The exterior is instantly recognizable as a Cadillac, and design-wise it’s catching up with other Cadillac models. The vertical LED trim on the leading front corners echo that of the Cadillac ATS, from near the bottom where it leads to an accent grille, to up over the top of the fender, a third of the way to the A-pillar. The grille is wider and the cowl and roofline lower. It’s the lower and longer but not the wider.
The interior of the 2014 Cadillac has been updated, with two major items for those familiar with the new generation’s predecessor will notice immediately is the 12.3-inch reconfigurable video screen instrument panel, and the replacement of the slide-up multi-information display atop the dash. Our test 2014 Cadillac CTS Vsport had the Premium trim level, the upper of two trim levels for the Vsport Twin-Turbo, and the best equipped model of the 2014 Cadillac CTS sedan lineup.
As such, the interior includes full-leather seating (rather than “leather seating surfaces” of the regular CTS Vsport), adaptive HID headlights, proximity key with pushbutton start, 20-way driver’s power seat and a power cupholder cover, and a choice of eight “interior environments” trimmed with authentic wood, carbon fiber or aluminum. Ours was in Kona Brown leather with jet black accents.
The wood trim is has a matte finish that emphasizes it’s wood, because when imitation wood began to look too much like real wood with a good finish, well, Something Had To Be Done!
One feature of our test 2014 was a seatbelt that would cinch itself down, as if measuring the person in the seat, and then relax slightly, all the better to prepare for a crash. It’s off-putting at first though it’s possible to become accustomed to your car hugging you unless, as a female passenger said, it squashes your boobs.

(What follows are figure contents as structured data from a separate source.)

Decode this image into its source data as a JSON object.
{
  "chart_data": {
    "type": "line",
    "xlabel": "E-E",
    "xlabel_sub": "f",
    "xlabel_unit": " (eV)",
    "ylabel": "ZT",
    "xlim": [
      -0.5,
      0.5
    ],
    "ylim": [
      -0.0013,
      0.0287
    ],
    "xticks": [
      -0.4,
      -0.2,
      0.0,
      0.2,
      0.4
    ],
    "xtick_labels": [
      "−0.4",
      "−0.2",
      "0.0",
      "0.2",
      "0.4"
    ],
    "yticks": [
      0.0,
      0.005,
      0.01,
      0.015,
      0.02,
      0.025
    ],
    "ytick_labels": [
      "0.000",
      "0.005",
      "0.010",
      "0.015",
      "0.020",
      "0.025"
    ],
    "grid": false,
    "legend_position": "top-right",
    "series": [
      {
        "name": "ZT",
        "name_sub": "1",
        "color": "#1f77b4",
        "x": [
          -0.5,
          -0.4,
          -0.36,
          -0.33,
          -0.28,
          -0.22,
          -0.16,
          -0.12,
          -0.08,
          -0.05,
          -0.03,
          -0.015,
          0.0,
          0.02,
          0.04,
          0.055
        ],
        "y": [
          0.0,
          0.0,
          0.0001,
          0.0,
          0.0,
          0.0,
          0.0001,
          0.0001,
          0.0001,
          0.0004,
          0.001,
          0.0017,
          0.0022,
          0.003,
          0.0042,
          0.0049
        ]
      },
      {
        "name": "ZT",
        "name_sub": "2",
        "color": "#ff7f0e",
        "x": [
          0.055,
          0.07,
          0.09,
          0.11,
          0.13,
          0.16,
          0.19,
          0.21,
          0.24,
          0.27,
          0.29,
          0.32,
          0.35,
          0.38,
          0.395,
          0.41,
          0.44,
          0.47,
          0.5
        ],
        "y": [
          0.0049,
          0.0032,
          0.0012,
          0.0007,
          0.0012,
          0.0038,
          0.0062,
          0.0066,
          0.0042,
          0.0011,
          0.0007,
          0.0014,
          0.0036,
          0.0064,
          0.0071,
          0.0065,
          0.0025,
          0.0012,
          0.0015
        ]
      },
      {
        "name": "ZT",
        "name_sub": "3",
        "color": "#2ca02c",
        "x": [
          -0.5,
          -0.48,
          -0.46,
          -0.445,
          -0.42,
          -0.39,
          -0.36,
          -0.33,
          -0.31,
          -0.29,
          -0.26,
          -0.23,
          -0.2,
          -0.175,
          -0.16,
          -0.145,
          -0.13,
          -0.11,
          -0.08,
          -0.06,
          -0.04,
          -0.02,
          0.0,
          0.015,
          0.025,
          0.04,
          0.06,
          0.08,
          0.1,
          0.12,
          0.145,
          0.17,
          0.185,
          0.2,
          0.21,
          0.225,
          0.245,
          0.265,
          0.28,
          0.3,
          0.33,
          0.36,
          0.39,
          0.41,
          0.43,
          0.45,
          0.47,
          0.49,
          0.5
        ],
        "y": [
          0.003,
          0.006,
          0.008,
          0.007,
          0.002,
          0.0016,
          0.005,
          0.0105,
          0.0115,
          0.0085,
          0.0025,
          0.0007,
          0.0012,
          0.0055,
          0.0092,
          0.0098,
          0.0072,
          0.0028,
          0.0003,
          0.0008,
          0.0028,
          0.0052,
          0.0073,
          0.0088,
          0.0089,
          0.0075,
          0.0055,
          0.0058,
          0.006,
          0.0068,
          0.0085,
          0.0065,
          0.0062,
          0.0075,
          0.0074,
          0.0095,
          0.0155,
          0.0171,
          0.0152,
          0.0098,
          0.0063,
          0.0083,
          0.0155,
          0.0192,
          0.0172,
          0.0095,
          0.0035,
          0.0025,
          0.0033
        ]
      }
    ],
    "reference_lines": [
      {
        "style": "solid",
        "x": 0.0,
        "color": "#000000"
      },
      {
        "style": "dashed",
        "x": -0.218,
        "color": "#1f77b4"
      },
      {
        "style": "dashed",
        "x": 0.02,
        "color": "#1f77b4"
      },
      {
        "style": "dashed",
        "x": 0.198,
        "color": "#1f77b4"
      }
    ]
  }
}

Some people—including some other CarBuzzard writers—don’t like CUE, the “Cadillac Users Experience.” We don’t see what the fuss is. We’ve found it easier to use than a number of other systems—we could name names, but you know who they are. Voice recognition is moderately accurate and the haptic response—the multi-information screen gives a tactile response when a “button” is pushed—is like the click of a conventional button. The data on the screen, such the navigation system map, is full-screen until the driver or passenger waves a hand in front to the screen, woken up by the proximity of the movement. The only anomaly is the strips of metal on the centerstack that are swiped to change radio volume or HVAC temperature settings as frustrating because they’re hard to be precise.